Prezentacja założeń Nowego Ładu PiS wzbudziła popłoch wśród pracodawców i pracowników. Rząd Mateusza Morawieckiego nie tylko wyznaczył poziom „bogactwa” na żenująco niskim poziomie, ale również odsłonił karty w zakresie podnoszenia podatków.

Chodzi np. o likwidację możliwości odliczenia składki zdrowotnej od podatku. Socjalistyczny bat na Polaków wywołał przerażenie u koalicjanta PiS – Porozumienia Jarosława Gowina.

W poniedziałek Gowin wystąpił w Polsat News, gdzie zapewniał, że będzie walczył, aby podwyżka podatków nie byłą zbyt dotkliwa.

„Znaleźliśmy już rozwiązania, które chronią przed tak drastycznym wzrostem podatków osoby zatrudnione na umowę o pracę. Teraz szukamy takich rozwiązań, które uchronią przed drastycznym wzrostem podatków przedsiębiorców” – powiedział wicepremier.

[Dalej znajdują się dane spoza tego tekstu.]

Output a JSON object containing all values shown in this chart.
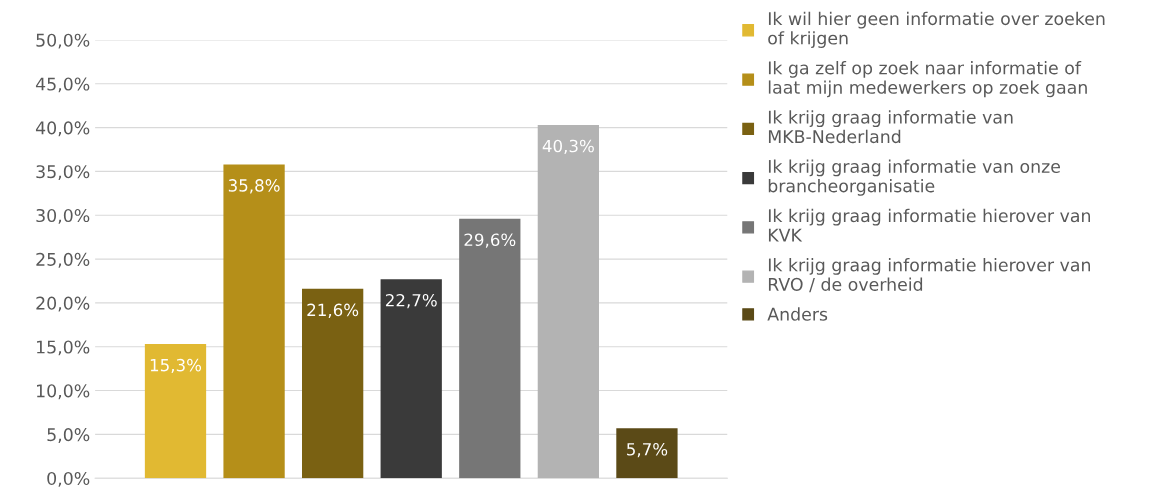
{
  "chart_data": {
    "type": "bar",
    "categories": [
      null
    ],
    "series": [
      {
        "name": "Ik wil hier geen informatie over zoeken of krijgen",
        "color": "#e1b932",
        "values": [
          15.3
        ],
        "value_labels": [
          "15,3%"
        ]
      },
      {
        "name": "Ik ga zelf op zoek naar informatie of laat mijn medewerkers op zoek gaan",
        "color": "#b58f19",
        "values": [
          35.8
        ],
        "value_labels": [
          "35,8%"
        ]
      },
      {
        "name": "Ik krijg graag informatie van MKB-Nederland",
        "color": "#7a6112",
        "values": [
          21.6
        ],
        "value_labels": [
          "21,6%"
        ]
      },
      {
        "name": "Ik krijg graag informatie van onze brancheorganisatie",
        "color": "#3a3a3a",
        "values": [
          22.7
        ],
        "value_labels": [
          "22,7%"
        ]
      },
      {
        "name": "Ik krijg graag informatie hierover van KVK",
        "color": "#767676",
        "values": [
          29.6
        ],
        "value_labels": [
          "29,6%"
        ]
      },
      {
        "name": "Ik krijg graag informatie hierover van RVO / de overheid",
        "color": "#b3b3b3",
        "values": [
          40.3
        ],
        "value_labels": [
          "40,3%"
        ]
      },
      {
        "name": "Anders",
        "color": "#5b4a17",
        "values": [
          5.7
        ],
        "value_labels": [
          "5,7%"
        ]
      }
    ],
    "ylim": [
      0,
      50
    ],
    "yticks": [
      {
        "value": 0,
        "label": "0,0%"
      },
      {
        "value": 5,
        "label": "5,0%"
      },
      {
        "value": 10,
        "label": "10,0%"
      },
      {
        "value": 15,
        "label": "15,0%"
      },
      {
        "value": 20,
        "label": "20,0%"
      },
      {
        "value": 25,
        "label": "25,0%"
      },
      {
        "value": 30,
        "label": "30,0%"
      },
      {
        "value": 35,
        "label": "35,0%"
      },
      {
        "value": 40,
        "label": "40,0%"
      },
      {
        "value": 45,
        "label": "45,0%"
      },
      {
        "value": 50,
        "label": "50,0%"
      }
    ],
    "grid": "y",
    "legend": "right",
    "tick_labels": "y"
  }
}
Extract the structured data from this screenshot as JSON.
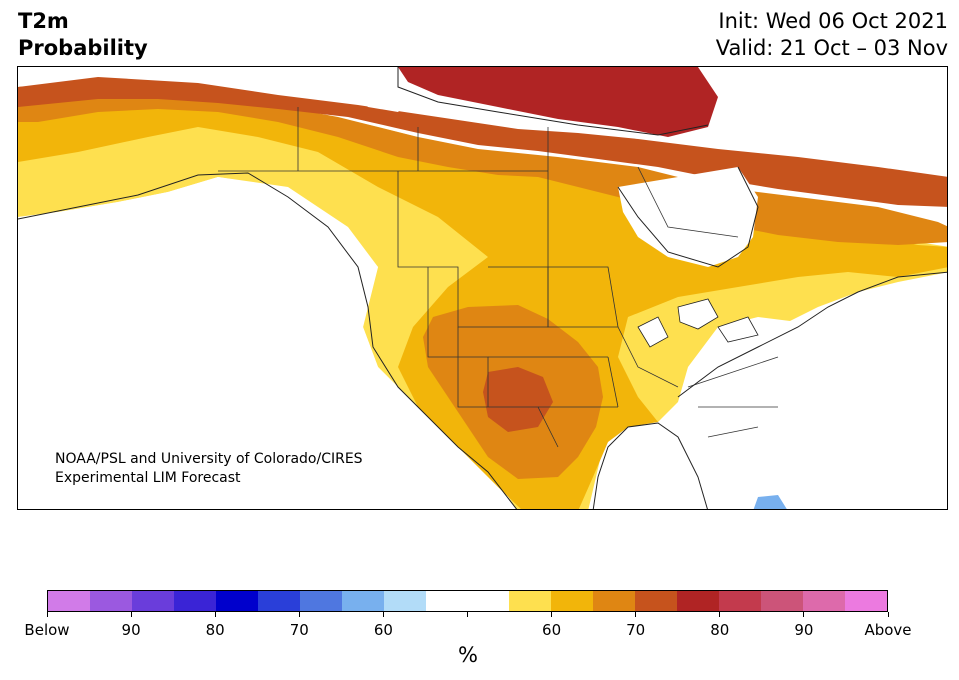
{
  "header": {
    "title_line1": "T2m",
    "title_line2": "Probability",
    "init": "Init: Wed 06 Oct 2021",
    "valid": "Valid: 21 Oct – 03 Nov"
  },
  "credit": {
    "line1": "NOAA/PSL and University of Colorado/CIRES",
    "line2": "Experimental LIM Forecast"
  },
  "colorbar": {
    "unit": "%",
    "colors": [
      "#d17be8",
      "#9b59e0",
      "#6a3ddb",
      "#3a24d6",
      "#0000cc",
      "#2a3fd9",
      "#4f77e0",
      "#78b0ee",
      "#b2dcf8",
      "#ffffff",
      "#ffffff",
      "#fee04f",
      "#f2b50a",
      "#df8613",
      "#c6531d",
      "#b02424",
      "#c33a4d",
      "#cc5479",
      "#dd6aab",
      "#ec7ae0"
    ],
    "tick_labels": [
      "Below",
      "90",
      "80",
      "70",
      "60",
      "",
      "60",
      "70",
      "80",
      "90",
      "Above"
    ]
  },
  "map": {
    "legend_categories": {
      "above_60_70": "#fee04f",
      "above_70_80": "#f2b50a",
      "above_80_90": "#df8613",
      "above_90_100": "#c6531d",
      "above_high": "#b02424",
      "below_60_70": "#78b0ee"
    }
  }
}
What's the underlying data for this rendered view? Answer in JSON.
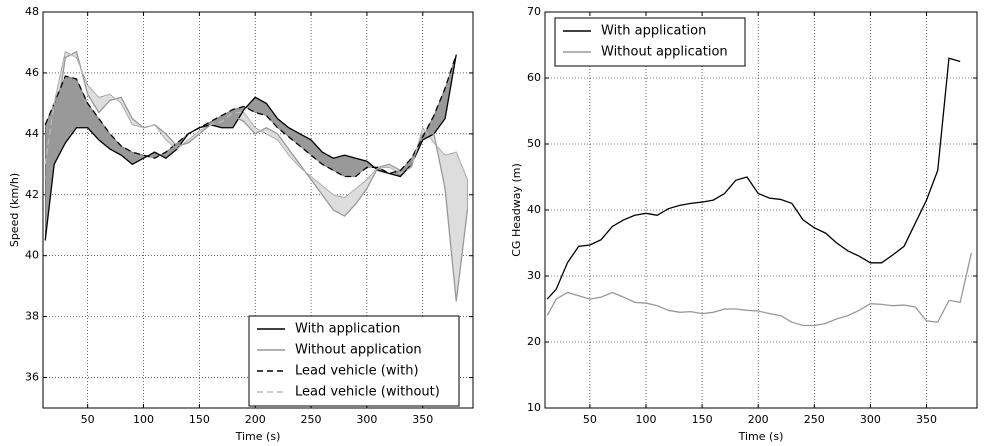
{
  "chart_data": [
    {
      "type": "line",
      "xlabel": "Time (s)",
      "ylabel": "Speed (km/h)",
      "x": [
        12,
        20,
        30,
        40,
        50,
        60,
        70,
        80,
        90,
        100,
        110,
        120,
        130,
        140,
        150,
        160,
        170,
        180,
        190,
        200,
        210,
        220,
        230,
        240,
        250,
        260,
        270,
        280,
        290,
        300,
        310,
        320,
        330,
        340,
        350,
        360,
        370,
        380,
        390
      ],
      "series": [
        {
          "name": "With application",
          "color": "#000000",
          "dash": false,
          "values": [
            40.5,
            43,
            43.7,
            44.2,
            44.2,
            43.8,
            43.5,
            43.3,
            43.0,
            43.2,
            43.4,
            43.2,
            43.5,
            44.0,
            44.2,
            44.3,
            44.2,
            44.2,
            44.8,
            45.2,
            45.0,
            44.5,
            44.2,
            44.0,
            43.8,
            43.4,
            43.2,
            43.3,
            43.2,
            43.1,
            42.8,
            42.7,
            42.6,
            43.0,
            43.8,
            44.0,
            44.5,
            46.6,
            null
          ]
        },
        {
          "name": "Without application",
          "color": "#999999",
          "dash": false,
          "values": [
            42.5,
            44,
            46.5,
            46.7,
            45.3,
            44.7,
            45.1,
            45.2,
            44.5,
            44.2,
            44.3,
            44.0,
            43.6,
            43.7,
            44.0,
            44.3,
            44.5,
            44.6,
            44.4,
            44.0,
            44.2,
            44.0,
            43.5,
            43.0,
            42.5,
            42.0,
            41.5,
            41.3,
            41.7,
            42.2,
            42.9,
            43.0,
            42.8,
            43.0,
            44.0,
            44.0,
            42.2,
            38.5,
            41.5
          ]
        },
        {
          "name": "Lead vehicle (with)",
          "color": "#000000",
          "dash": true,
          "values": [
            44.3,
            45.0,
            45.9,
            45.8,
            45.0,
            44.5,
            44.0,
            43.6,
            43.4,
            43.3,
            43.2,
            43.4,
            43.7,
            44.0,
            44.2,
            44.4,
            44.6,
            44.8,
            44.9,
            44.7,
            44.6,
            44.2,
            43.9,
            43.6,
            43.3,
            43.0,
            42.8,
            42.6,
            42.6,
            42.9,
            42.9,
            42.7,
            42.8,
            43.2,
            43.9,
            44.6,
            45.5,
            46.6,
            null
          ]
        },
        {
          "name": "Lead vehicle (without)",
          "color": "#bbbbbb",
          "dash": true,
          "values": [
            43,
            45,
            46.7,
            46.5,
            45.6,
            45.2,
            45.3,
            45.0,
            44.3,
            44.2,
            44.3,
            43.8,
            43.5,
            43.8,
            44.1,
            44.3,
            44.4,
            44.7,
            44.7,
            44.2,
            44.0,
            43.8,
            43.3,
            42.9,
            42.6,
            42.3,
            42.0,
            41.9,
            42.2,
            42.5,
            42.9,
            42.9,
            42.7,
            42.9,
            44.2,
            43.7,
            43.3,
            43.4,
            42.5
          ]
        }
      ],
      "fills": [
        {
          "series": [
            1,
            3
          ],
          "color": "#dddddd"
        },
        {
          "series": [
            0,
            2
          ],
          "color": "#999999"
        }
      ],
      "xlim": [
        10,
        395
      ],
      "xticks": [
        50,
        100,
        150,
        200,
        250,
        300,
        350
      ],
      "ylim": [
        35,
        48
      ],
      "yticks": [
        36,
        38,
        40,
        42,
        44,
        46,
        48
      ],
      "grid": true,
      "legend": "lower right"
    },
    {
      "type": "line",
      "xlabel": "Time (s)",
      "ylabel": "CG Headway (m)",
      "x": [
        12,
        20,
        30,
        40,
        50,
        60,
        70,
        80,
        90,
        100,
        110,
        120,
        130,
        140,
        150,
        160,
        170,
        180,
        190,
        200,
        210,
        220,
        230,
        240,
        250,
        260,
        270,
        280,
        290,
        300,
        310,
        320,
        330,
        340,
        350,
        360,
        370,
        380,
        390
      ],
      "series": [
        {
          "name": "With application",
          "color": "#000000",
          "dash": false,
          "values": [
            26.5,
            28,
            32,
            34.5,
            34.7,
            35.5,
            37.5,
            38.5,
            39.2,
            39.5,
            39.2,
            40.2,
            40.7,
            41.0,
            41.2,
            41.5,
            42.5,
            44.5,
            45.0,
            42.5,
            41.8,
            41.6,
            41.0,
            38.5,
            37.3,
            36.5,
            35.0,
            33.8,
            33.0,
            32.0,
            32.0,
            33.2,
            34.5,
            38.0,
            41.5,
            46,
            63,
            62.5,
            null
          ]
        },
        {
          "name": "Without application",
          "color": "#999999",
          "dash": false,
          "values": [
            24,
            26.5,
            27.5,
            27.0,
            26.5,
            26.8,
            27.5,
            26.8,
            26.0,
            25.9,
            25.5,
            24.8,
            24.5,
            24.6,
            24.3,
            24.5,
            25.0,
            25.0,
            24.8,
            24.7,
            24.3,
            24.0,
            23.0,
            22.5,
            22.5,
            22.8,
            23.5,
            24.0,
            24.8,
            25.8,
            25.7,
            25.5,
            25.6,
            25.3,
            23.2,
            23.0,
            26.3,
            26.0,
            33.5
          ]
        }
      ],
      "xlim": [
        10,
        395
      ],
      "xticks": [
        50,
        100,
        150,
        200,
        250,
        300,
        350
      ],
      "ylim": [
        10,
        70
      ],
      "yticks": [
        10,
        20,
        30,
        40,
        50,
        60,
        70
      ],
      "grid": true,
      "legend": "upper left"
    }
  ]
}
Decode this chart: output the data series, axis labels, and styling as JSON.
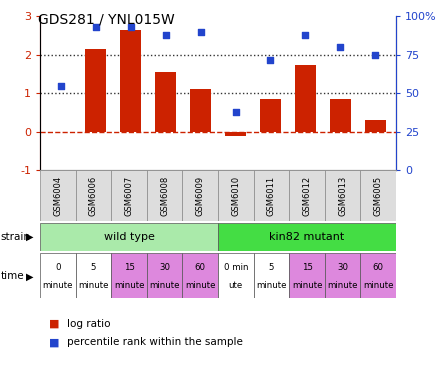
{
  "title": "GDS281 / YNL015W",
  "samples": [
    "GSM6004",
    "GSM6006",
    "GSM6007",
    "GSM6008",
    "GSM6009",
    "GSM6010",
    "GSM6011",
    "GSM6012",
    "GSM6013",
    "GSM6005"
  ],
  "log_ratio": [
    0.0,
    2.15,
    2.65,
    1.55,
    1.1,
    -0.12,
    0.85,
    1.75,
    0.85,
    0.3
  ],
  "percentile": [
    55,
    93,
    93,
    88,
    90,
    38,
    72,
    88,
    80,
    75
  ],
  "ylim_left": [
    -1,
    3
  ],
  "ylim_right": [
    0,
    100
  ],
  "bar_color": "#cc2200",
  "scatter_color": "#2244cc",
  "dashed_zero_color": "#cc2200",
  "dotted_line_color": "#333333",
  "strain_wild_color": "#aaeaaa",
  "strain_mutant_color": "#44dd44",
  "time_white_color": "#ffffff",
  "time_pink_color": "#dd88dd",
  "strain_label_arrow": "▶",
  "wild_type_label": "wild type",
  "mutant_label": "kin82 mutant",
  "time_labels_top": [
    "0",
    "5",
    "15",
    "30",
    "60",
    "0 min",
    "5",
    "15",
    "30",
    "60"
  ],
  "time_labels_bot": [
    "minute",
    "minute",
    "minute",
    "minute",
    "minute",
    "ute",
    "minute",
    "minute",
    "minute",
    "minute"
  ],
  "time_colors": [
    "#ffffff",
    "#ffffff",
    "#dd88dd",
    "#dd88dd",
    "#dd88dd",
    "#ffffff",
    "#ffffff",
    "#dd88dd",
    "#dd88dd",
    "#dd88dd"
  ],
  "legend_log_ratio": "log ratio",
  "legend_percentile": "percentile rank within the sample",
  "right_yticks": [
    0,
    25,
    50,
    75,
    100
  ],
  "right_yticklabels": [
    "0",
    "25",
    "50",
    "75",
    "100%"
  ],
  "left_yticks": [
    -1,
    0,
    1,
    2,
    3
  ],
  "left_yticklabels": [
    "-1",
    "0",
    "1",
    "2",
    "3"
  ],
  "left_axis_color": "#cc2200",
  "right_axis_color": "#2244cc",
  "sample_box_color": "#dddddd",
  "sample_box_edge": "#888888"
}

„Już na konwencji mówiliśmy o uldze dla klasy średniej i to jest propozycja Porozumienia. Nie może być tak, że osobom, które zarabiają ciut lepiej podnosi się podatki o 50 proc.” – dodał Gowin.

Gowin zapewnił, że swoje propozycje przekazał premierowi. Pierwszym elementem ulgi, na który Morawiecki rzekomo się zgodził, jest obniżenie stawki ryczałtu podatkowego dla twórców i przedstawicieli wolnych zawodów.

Ulga dotyczy jednak tylko jednej grupy.

„Posłuchajcie wicepremiera Gowina: wzrost podatków dla zatrudnionych miał być drastyczny, ale dzięki Gowinowi będzie mniej drastyczny. Natomiast przedsiębiorcy na likwidację drastyczności jeszcze muszą poczekać” – skomentował dobroduszny gest Gowina dr Tomasz Sommer.